Иван Максимович пьет неторопливо, но с каждым глотком голова его всё больше и
больше запрокидывается назад, и дно чашки оказывается, наконец, над его лицом.
– Вот это по-нашенски! – одобрил Никита. – Давай-ка закуси чем бог послал. Говорят,
правда, что «между первой и второй не дышат». А про закуску после первой ничего не
сказано. Не согрешим, стало быть, ежели сёмужке да оленинке честь отдадим, а после того
уж и по другой хлопнем.
– Да хоть бы и по третьей, только меня не обносите! – раздается насмешливый голос у
входа в горницу. Это – сосед и всегдашний собутыльник Никиты – рыжебородый, маленький,
весь какой-то кругленький староста тельвисочной церкви.
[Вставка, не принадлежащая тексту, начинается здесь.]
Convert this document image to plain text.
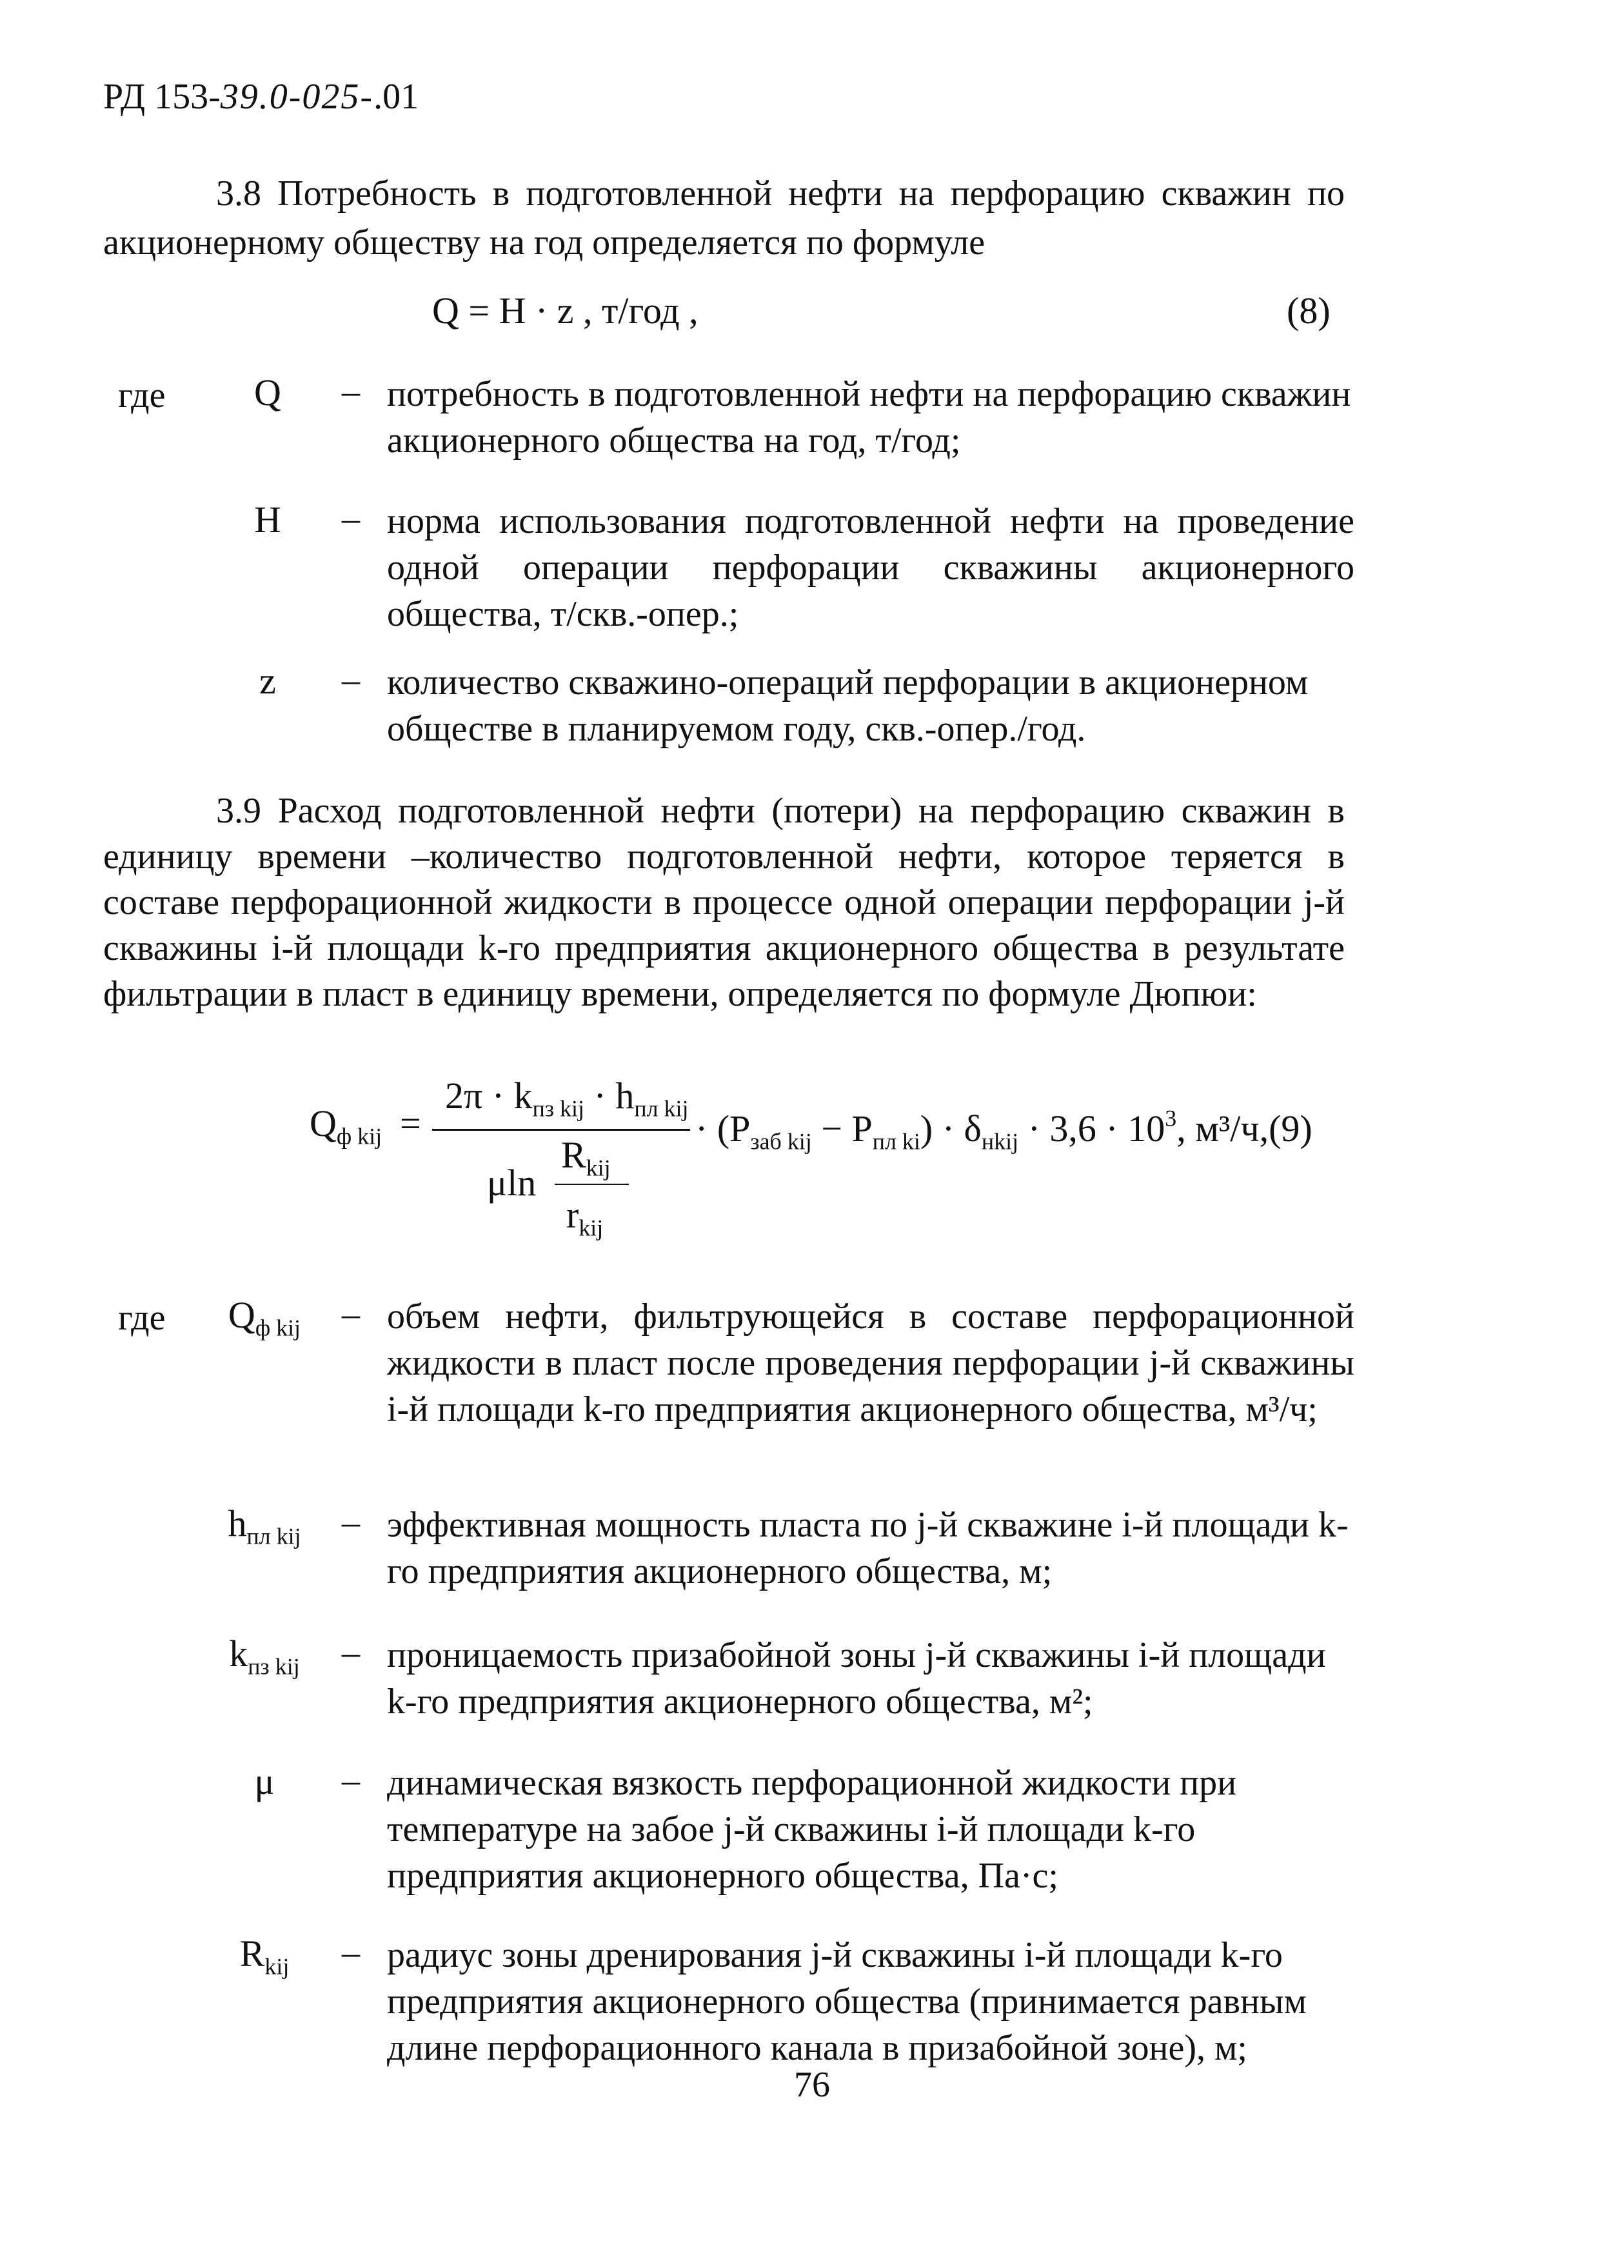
РД 153-39.0-025-.01
3.8 Потребность в подготовленной нефти на перфорацию скважин по акционерному обществу на год определяется по формуле
Q = H · z , т/год ,	(8)
где	Q	– потребность в подготовленной нефти на перфорацию скважин акционерного общества на год, т/год;
H	– норма использования подготовленной нефти на проведение одной операции перфорации скважины акционерного общества, т/скв.-опер.;
z	– количество скважино-операций перфорации в акционерном обществе в планируемом году, скв.-опер./год.
3.9 Расход подготовленной нефти (потери) на перфорацию скважин в единицу времени –количество подготовленной нефти, которое теряется в составе перфорационной жидкости в процессе одной операции перфорации j-й скважины i-й площади k-го предприятия акционерного общества в результате фильтрации в пласт в единицу времени, определяется по формуле Дюпюи:
$Q_{ф kij}$ =
$2\pi \cdot k_{пз kij} \cdot h_{пл kij}$
$R_{kij}$
μln
$r_{kij}$
· $(P_{заб kij} - P_{пл ki}) \cdot \delta_{нkij} \cdot 3,6 \cdot 10^3$, м³/ч,(9)
где	$Q_{ф kij}$	– объем нефти, фильтрующейся в составе перфорационной жидкости в пласт после проведения перфорации j-й скважины i-й площади k-го предприятия акционерного общества, м³/ч;
$h_{пл kij}$	– эффективная мощность пласта по j-й скважине i-й площади k-го предприятия акционерного общества, м;
$k_{пз kij}$	– проницаемость призабойной зоны j-й скважины i-й площади k-го предприятия акционерного общества, м²;
μ	– динамическая вязкость перфорационной жидкости при температуре на забое j-й скважины i-й площади k-го предприятия акционерного общества, Па·с;
$R_{kij}$	– радиус зоны дренирования j-й скважины i-й площади k-го предприятия акционерного общества (принимается равным длине перфорационного канала в призабойной зоне), м;
76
– Да бывало ли, чтобы без тебя я хоть рюмку выпил? – отшучивается Никита.
Переступив порог комнаты, староста сначала крестится, глядя на иконы, потом
приветствует хозяев:
– Ночевали здорово, все крещеные, – здравствуйте! О-о... да тут сегодня редкий
гостенёк?! Ивану Максимовичу доброго здоровьица на сотенку годков да каждогодно
опромышливать по сотенке песцов!
Что может быть приятнее для оленевода-охотника, чем пожелание такой богатой удачи!
Иван Максимович даже жмурится от удовольствия, как кот, которому почёсывают за ушами.